Onde o nosso anfitrião morava, ficava muito perto de uma casa de shows underground, mas bem falada da cena gaúcha, onde diversas bandas alheias ao mundo mainstream costumavam se apresentar ("Garagem Hermética"). Na porta de tal estabelecimento, vimos dois freaks, que estavam vestidos como se estivessem na Swinging' London dos anos sessenta.  Achamos incrível avistarmos figuras assim e melhor ainda foi que eles nos reconheceram e nos abordaram com bastante simpatia.

Foram dois membros da banda: "Cachorro Grande", que naquela ocasião ainda não detinham nem 10 % da fama que conseguiram construir no futuro próximo. Naquele instante, eram ainda artistas do espectro underground, mas eu reconheci um deles, por que me de sua participação nas fotos da banda Júpiter Maçã, onde ele atuava anteriormente, no final dos anos noventa (Marcelo Gross). O outro rapaz era o vocalista (Beto Bruno), e já usava o seu famoso boné estilo anos sessenta, que era a sua marca registrada.
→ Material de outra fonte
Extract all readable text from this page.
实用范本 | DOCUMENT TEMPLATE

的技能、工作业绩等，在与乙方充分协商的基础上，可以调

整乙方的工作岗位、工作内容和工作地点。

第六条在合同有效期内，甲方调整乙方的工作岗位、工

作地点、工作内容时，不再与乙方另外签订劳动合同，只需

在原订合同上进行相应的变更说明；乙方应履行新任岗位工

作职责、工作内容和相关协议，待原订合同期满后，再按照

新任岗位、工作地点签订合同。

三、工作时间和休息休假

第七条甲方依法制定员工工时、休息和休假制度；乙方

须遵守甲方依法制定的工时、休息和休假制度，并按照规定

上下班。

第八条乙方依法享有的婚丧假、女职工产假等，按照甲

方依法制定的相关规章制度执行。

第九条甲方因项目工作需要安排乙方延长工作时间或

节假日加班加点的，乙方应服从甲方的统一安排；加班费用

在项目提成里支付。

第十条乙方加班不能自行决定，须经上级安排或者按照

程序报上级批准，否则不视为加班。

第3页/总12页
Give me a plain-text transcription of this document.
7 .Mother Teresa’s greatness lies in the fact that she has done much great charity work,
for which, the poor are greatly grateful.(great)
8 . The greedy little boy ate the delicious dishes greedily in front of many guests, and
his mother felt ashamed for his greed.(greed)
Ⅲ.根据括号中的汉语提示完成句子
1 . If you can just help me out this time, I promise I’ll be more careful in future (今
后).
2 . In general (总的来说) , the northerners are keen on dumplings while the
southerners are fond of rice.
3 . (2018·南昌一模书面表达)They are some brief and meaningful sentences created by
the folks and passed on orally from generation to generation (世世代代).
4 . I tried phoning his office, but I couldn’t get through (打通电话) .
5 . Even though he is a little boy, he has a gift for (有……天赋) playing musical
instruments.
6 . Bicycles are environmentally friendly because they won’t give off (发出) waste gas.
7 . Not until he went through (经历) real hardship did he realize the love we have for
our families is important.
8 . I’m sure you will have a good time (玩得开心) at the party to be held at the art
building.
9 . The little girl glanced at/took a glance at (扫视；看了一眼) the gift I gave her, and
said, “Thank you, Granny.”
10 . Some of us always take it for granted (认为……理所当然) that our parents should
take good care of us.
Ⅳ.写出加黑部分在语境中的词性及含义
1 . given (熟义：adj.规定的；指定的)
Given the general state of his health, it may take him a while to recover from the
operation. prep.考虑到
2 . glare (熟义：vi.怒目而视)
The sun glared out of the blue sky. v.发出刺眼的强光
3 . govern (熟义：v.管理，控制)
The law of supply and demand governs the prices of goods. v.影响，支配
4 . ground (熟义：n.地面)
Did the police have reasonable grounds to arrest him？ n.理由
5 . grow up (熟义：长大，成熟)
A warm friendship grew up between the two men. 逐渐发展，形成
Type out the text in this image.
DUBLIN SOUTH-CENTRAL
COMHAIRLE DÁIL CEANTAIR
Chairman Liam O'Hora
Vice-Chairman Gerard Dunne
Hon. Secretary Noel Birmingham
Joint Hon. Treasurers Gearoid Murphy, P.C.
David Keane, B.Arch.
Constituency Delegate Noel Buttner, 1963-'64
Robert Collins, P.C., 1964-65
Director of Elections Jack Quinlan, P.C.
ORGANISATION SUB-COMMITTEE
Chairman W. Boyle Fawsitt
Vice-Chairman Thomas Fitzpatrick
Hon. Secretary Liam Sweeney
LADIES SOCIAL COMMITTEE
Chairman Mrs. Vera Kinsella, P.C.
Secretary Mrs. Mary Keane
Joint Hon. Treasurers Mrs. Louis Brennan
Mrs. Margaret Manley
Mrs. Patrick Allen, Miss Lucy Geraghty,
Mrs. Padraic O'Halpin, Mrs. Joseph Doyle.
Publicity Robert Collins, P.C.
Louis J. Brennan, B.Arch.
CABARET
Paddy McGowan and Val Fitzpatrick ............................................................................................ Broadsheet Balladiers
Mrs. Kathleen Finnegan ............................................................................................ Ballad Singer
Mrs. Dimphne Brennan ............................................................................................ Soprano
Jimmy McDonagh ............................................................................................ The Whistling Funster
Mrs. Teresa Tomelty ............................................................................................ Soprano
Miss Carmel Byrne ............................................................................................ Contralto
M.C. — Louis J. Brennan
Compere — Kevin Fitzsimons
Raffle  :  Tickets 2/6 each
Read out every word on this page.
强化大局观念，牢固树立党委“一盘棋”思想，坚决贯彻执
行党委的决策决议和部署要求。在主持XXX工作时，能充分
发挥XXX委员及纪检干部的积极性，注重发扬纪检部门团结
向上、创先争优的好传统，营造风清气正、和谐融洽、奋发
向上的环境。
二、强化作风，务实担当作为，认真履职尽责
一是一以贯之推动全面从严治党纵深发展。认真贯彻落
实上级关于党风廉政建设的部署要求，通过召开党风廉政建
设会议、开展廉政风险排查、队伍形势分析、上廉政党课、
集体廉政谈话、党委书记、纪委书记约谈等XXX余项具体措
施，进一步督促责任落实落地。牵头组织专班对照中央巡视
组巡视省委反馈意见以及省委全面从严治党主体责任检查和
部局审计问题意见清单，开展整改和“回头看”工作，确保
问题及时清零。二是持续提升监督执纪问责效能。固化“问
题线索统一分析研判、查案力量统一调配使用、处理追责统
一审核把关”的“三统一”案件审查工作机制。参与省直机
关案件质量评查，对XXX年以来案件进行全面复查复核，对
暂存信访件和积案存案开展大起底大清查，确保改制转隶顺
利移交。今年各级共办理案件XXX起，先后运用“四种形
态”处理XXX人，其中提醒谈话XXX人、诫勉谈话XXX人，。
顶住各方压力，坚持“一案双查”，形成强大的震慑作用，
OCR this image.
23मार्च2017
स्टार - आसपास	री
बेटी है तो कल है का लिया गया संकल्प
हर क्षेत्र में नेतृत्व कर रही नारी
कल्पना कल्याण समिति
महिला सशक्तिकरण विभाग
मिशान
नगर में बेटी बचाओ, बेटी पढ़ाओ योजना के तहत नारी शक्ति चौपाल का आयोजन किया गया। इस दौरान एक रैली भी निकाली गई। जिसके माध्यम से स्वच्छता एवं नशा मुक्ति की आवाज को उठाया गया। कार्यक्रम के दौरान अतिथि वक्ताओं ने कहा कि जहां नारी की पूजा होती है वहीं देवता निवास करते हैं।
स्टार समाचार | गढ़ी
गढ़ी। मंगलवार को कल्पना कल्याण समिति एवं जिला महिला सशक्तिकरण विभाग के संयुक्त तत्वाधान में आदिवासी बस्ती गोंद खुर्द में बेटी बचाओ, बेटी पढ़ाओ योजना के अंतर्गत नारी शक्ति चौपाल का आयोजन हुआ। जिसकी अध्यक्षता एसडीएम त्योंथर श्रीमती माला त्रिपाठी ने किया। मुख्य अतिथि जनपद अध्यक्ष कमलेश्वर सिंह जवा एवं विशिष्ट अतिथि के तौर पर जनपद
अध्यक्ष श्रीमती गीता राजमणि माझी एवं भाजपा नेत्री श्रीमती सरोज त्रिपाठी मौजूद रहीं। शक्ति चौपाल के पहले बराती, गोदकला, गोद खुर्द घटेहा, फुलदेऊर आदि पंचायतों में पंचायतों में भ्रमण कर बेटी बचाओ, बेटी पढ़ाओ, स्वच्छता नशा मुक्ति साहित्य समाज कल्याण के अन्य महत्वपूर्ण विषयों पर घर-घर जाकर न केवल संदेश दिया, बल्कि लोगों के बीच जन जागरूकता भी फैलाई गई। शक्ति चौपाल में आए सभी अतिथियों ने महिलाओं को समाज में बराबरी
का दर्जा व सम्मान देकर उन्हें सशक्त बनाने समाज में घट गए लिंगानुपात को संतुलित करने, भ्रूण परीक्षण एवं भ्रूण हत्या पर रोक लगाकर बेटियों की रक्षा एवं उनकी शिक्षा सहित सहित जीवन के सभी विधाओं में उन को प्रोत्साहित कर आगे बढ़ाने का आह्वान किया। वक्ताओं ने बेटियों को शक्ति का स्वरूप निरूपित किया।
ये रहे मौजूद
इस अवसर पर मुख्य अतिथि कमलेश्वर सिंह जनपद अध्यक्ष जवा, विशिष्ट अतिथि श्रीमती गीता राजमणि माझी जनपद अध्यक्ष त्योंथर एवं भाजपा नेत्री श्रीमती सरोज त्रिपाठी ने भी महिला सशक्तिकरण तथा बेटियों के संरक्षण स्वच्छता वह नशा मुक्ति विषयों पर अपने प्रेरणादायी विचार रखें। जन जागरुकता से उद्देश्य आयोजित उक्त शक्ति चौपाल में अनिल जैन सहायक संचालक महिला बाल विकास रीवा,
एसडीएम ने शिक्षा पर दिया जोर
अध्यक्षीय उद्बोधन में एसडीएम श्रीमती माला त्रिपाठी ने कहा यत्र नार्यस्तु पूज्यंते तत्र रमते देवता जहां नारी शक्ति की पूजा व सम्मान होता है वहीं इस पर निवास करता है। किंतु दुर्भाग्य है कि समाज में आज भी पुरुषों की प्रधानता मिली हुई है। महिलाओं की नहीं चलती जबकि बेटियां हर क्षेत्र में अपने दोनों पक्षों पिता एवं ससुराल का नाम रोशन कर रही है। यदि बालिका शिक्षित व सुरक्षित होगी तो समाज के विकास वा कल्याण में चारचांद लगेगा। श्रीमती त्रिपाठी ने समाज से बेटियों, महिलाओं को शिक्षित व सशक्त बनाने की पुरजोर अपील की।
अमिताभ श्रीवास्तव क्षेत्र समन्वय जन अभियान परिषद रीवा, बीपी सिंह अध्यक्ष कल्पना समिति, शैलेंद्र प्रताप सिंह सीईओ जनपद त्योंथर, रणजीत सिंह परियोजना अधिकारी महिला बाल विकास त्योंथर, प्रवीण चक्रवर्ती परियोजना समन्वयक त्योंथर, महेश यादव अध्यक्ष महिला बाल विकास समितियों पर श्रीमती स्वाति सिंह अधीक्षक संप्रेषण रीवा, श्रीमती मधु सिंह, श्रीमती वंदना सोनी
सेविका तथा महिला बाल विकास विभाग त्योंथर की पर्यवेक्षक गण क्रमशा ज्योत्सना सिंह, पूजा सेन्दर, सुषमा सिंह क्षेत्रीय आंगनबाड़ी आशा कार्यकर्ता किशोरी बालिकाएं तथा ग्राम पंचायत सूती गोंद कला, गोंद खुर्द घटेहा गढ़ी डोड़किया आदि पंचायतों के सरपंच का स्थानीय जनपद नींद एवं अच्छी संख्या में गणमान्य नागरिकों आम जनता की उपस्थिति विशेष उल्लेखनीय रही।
Simpáticos, ficaram contentes em nos ver, e claro que os convidamos para o show da noite e eles resolveram mesmo comparecer, inclusive ao trazer consigo os outros membros da banda.

Eu, Luiz e Rolando Castello Júnior fomos dar uma volta na Avenida Independência, a seguir, e achamos uma loja de instrumentos interessante.
Entramos e ficamos felizes por verificarmos que havia um cartaz de nosso show em exibição no quadro de avisos. O dono nos recebeu com bastante empolgação, e ainda fomos abordados por um casal de paranaenses que nos reconheceu por ter lido a enorme matéria de página inteira que houvera sido publicada nos dois jornais da cidade de Londrina-PR, por ocasião de nosso show nesse município paranaense, bem no início daquele mesmo mês.
Rockers gostam de fazer ligações "mágicas" nessas horas, e claro que brincamos que foram muitos sinais positivos a acontecer para um dia apenas.

Ao final da tarde, tivemos mais um compromisso televisivo. Seria uma rápida inserção ao vivo em um programa de variedades da TVE gaúcha. Eu, no entanto, sucumbi ao cansaço, e fiquei no apartamento onde nos hospedáramos. Os demais comparecerem e fizeram uma inserção acústica, a tocar ao vivo: "Céu Elétrico". 


A banda de abertura, "Os Arnaldos", mantinha uma particularidade exótica: se tratava de uma banda cover a executar de forma exclusiva, a obra do Arnaldo Baptista! Os seus músicos adoravam o Arnaldo e mantinham no seu repertório, músicas de todas as fases da sua carreira, o que foi bastante salutar, apesar do caráter "cover" de tal empreitada. 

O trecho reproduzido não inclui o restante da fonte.